Creo que esta experiencia nuestra (hablo de gentes con cierta edad) no sirve de referencia para elaborar ese canon tan necesario. Por diversas razones:

  • muchos de nosotros contábamos con un entorno familiar con libros y con valoración de la lectura (no ha sido exactamente mi caso);
  • para nosotros leer, junto con el cine de los sábados y la radio, era el único modo de llenar nuestro tiempo y de poblar nuestros sueños;
  • los largos veranos, en en nuestro pueblo o en el de nuestros padres), eran épocas especialmente aptas para entregarnos a la lectura, especialmente en las largas horas de la siesta (con un un fondo de chicharras); o las aburridas tardes de los domingos; o aquellas largas convalecencias…

Además, estamos hablando de niños y jóvenes que seguramente ya teníamos cierta tendencia a la ensoñación, a la melancolía y a la fabulación, que sólo o casi solo con los libros podíamos cultivar.
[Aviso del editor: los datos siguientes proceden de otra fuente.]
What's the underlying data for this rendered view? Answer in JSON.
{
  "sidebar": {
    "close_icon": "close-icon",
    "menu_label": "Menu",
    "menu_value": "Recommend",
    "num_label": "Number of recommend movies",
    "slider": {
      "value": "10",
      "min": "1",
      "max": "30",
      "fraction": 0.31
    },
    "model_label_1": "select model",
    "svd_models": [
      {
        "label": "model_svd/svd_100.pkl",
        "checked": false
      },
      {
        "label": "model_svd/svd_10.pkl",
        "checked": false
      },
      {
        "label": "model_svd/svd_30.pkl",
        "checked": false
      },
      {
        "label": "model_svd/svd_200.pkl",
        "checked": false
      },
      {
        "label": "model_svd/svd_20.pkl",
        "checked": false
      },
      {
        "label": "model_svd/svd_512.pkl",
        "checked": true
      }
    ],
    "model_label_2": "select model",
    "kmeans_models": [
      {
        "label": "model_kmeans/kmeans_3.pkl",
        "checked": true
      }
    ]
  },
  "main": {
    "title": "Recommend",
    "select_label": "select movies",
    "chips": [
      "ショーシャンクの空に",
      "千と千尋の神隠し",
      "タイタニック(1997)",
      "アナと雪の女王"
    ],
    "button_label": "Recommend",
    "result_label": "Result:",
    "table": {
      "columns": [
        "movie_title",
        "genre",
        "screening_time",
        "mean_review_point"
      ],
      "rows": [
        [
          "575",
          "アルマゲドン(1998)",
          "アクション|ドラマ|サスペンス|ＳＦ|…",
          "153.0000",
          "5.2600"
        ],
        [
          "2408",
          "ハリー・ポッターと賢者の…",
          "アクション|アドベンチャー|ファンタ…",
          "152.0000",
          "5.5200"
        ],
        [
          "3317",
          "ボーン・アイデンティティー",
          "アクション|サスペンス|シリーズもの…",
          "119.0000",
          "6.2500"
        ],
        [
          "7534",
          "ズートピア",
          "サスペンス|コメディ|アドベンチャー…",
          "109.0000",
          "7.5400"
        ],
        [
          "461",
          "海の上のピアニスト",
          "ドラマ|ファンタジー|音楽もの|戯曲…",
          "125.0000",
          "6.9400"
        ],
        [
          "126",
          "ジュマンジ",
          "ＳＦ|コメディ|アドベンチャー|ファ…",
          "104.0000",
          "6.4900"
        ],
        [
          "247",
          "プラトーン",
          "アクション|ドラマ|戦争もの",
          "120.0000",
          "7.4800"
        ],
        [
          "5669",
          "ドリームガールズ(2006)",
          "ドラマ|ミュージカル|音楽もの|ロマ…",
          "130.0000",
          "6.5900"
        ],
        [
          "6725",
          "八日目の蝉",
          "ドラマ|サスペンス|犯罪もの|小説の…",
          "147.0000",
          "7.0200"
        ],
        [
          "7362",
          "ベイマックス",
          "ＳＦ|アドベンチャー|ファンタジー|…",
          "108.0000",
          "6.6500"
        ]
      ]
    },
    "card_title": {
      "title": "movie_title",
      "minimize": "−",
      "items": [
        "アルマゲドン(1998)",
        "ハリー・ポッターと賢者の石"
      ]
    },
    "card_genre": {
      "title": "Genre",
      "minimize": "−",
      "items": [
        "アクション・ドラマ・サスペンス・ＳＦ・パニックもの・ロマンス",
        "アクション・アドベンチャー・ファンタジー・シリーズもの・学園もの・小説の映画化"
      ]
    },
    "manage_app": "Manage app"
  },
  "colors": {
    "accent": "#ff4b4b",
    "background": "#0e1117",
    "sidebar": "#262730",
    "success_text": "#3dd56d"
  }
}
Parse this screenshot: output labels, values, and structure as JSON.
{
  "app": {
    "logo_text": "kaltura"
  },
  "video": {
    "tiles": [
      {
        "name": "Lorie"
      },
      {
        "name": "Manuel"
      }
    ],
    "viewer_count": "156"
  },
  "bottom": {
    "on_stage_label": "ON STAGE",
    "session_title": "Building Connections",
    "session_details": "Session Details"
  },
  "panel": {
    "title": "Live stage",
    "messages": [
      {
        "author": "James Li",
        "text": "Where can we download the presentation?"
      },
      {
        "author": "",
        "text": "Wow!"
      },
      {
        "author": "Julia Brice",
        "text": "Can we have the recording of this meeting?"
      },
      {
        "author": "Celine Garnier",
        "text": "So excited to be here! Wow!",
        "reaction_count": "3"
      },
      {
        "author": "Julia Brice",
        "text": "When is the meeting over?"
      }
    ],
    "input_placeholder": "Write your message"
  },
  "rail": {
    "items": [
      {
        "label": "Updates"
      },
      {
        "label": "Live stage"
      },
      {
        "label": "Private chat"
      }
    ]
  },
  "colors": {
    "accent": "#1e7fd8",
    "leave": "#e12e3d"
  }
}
Yo creo que gocé antes de la poesía que del relato. Recuerdo que me gustaba mucho oír los cantos de los mozos y mozas del pueblo, los días de fiesta, en los descansos del baile en la plaza, que se hacía al son del acordeón y el tamboril, con un carro como escenario de los músicos. Creo que esos cantos fueron para mi el inicio de la afición a la poesía, a la que contribuyeron, sin duda, las canciones de juego y retahílas que cantábamos y decíamos al atardecer en la calle del Río, mi calle en los veranos castellanos.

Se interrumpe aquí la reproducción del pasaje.